CTCF binding to HS4 and HS5 by chromatin immunoprecipitation. The bar chart depicts results of chromatin immunoprecipitation with an anti-CTCF antibody, followed by real-time PCR analyses in Rag1^−/− CD19⁺ BM cells. Nonspecific binding using a rabbit control antibody was minimal and subtracted before plotting. Results were compared with the input fraction to calculate -fold enrichment. Relative enrichment of the negative control, MTA, was set to 1 for comparison between experiments. For each primer pair, the bars depict a representative biological sample, in which experiments were performed twice in triplicate. Two independent Rag1^−/− CD19⁺ BM samples were immunoprecipitated with anti-CTCF and analyzed in this manner with similar results.

FIGURE 6.

HS4 and HS5 are enhancer blockers. Left, the enhancer-blocking test constructs are depicted, with open rectangles representing the full-length chicken HS4 insulator and the neomycin resistance gene, the latter with an arrow to represent promoter position.

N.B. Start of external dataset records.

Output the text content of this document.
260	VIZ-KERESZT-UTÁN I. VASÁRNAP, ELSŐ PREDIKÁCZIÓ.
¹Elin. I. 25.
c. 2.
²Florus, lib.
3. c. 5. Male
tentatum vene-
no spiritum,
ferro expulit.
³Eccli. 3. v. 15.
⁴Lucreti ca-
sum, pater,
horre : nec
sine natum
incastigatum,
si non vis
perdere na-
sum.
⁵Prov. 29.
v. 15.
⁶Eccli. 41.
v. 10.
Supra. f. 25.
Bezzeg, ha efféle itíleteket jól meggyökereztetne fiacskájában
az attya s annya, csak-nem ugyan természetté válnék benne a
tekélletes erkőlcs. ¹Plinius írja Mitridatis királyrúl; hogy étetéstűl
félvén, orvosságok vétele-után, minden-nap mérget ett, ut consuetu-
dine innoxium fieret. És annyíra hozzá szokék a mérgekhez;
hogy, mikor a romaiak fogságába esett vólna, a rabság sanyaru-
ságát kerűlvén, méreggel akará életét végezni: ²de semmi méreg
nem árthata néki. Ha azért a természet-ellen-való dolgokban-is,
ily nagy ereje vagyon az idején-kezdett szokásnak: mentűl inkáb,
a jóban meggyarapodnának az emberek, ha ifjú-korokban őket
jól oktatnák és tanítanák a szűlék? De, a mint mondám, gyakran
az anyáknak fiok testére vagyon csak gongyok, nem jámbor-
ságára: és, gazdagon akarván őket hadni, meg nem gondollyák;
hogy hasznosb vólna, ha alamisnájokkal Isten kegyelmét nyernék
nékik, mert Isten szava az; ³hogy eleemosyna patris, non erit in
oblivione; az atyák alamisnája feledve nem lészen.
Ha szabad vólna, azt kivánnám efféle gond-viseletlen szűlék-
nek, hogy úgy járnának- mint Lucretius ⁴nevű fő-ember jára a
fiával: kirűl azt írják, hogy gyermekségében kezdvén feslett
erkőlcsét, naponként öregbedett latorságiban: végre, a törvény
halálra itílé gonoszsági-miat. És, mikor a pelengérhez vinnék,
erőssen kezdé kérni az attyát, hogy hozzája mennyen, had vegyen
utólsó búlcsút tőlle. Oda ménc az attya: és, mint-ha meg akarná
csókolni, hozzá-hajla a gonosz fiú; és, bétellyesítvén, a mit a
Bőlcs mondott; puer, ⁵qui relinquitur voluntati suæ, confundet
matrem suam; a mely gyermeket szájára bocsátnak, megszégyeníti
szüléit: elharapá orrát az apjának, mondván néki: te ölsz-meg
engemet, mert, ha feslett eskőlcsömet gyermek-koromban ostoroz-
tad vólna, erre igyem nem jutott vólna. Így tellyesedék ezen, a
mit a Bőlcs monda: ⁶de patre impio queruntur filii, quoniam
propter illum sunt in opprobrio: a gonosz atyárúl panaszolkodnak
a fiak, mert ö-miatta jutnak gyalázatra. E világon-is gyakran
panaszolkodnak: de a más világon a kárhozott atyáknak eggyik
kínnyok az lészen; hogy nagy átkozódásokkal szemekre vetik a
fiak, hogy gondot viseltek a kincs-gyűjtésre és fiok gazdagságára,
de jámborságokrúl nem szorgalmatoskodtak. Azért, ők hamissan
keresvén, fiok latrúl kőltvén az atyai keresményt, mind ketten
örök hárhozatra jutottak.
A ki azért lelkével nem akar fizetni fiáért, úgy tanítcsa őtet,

The open oval represents the β-globin HS2 enhancer. The AscI restriction enzyme site in pNI is replaced by rounded rectangles representing putative insulator elements in forward (F) or reverse (R) orientation. The filled ovals depict copies of the chicken core HS4 insulator. All constructs derive from pNI. Right, the number of neomycin-resistant colonies, reflecting the enhancer-blocking activity of each construct, was normalized to the backbone vector pNI, which lacked any putative enhancer-blocking elements, set to a value of 1. The data presented are the mean ± S.D. of three independent enhancer-blocking experiments, each with duplicate transfections.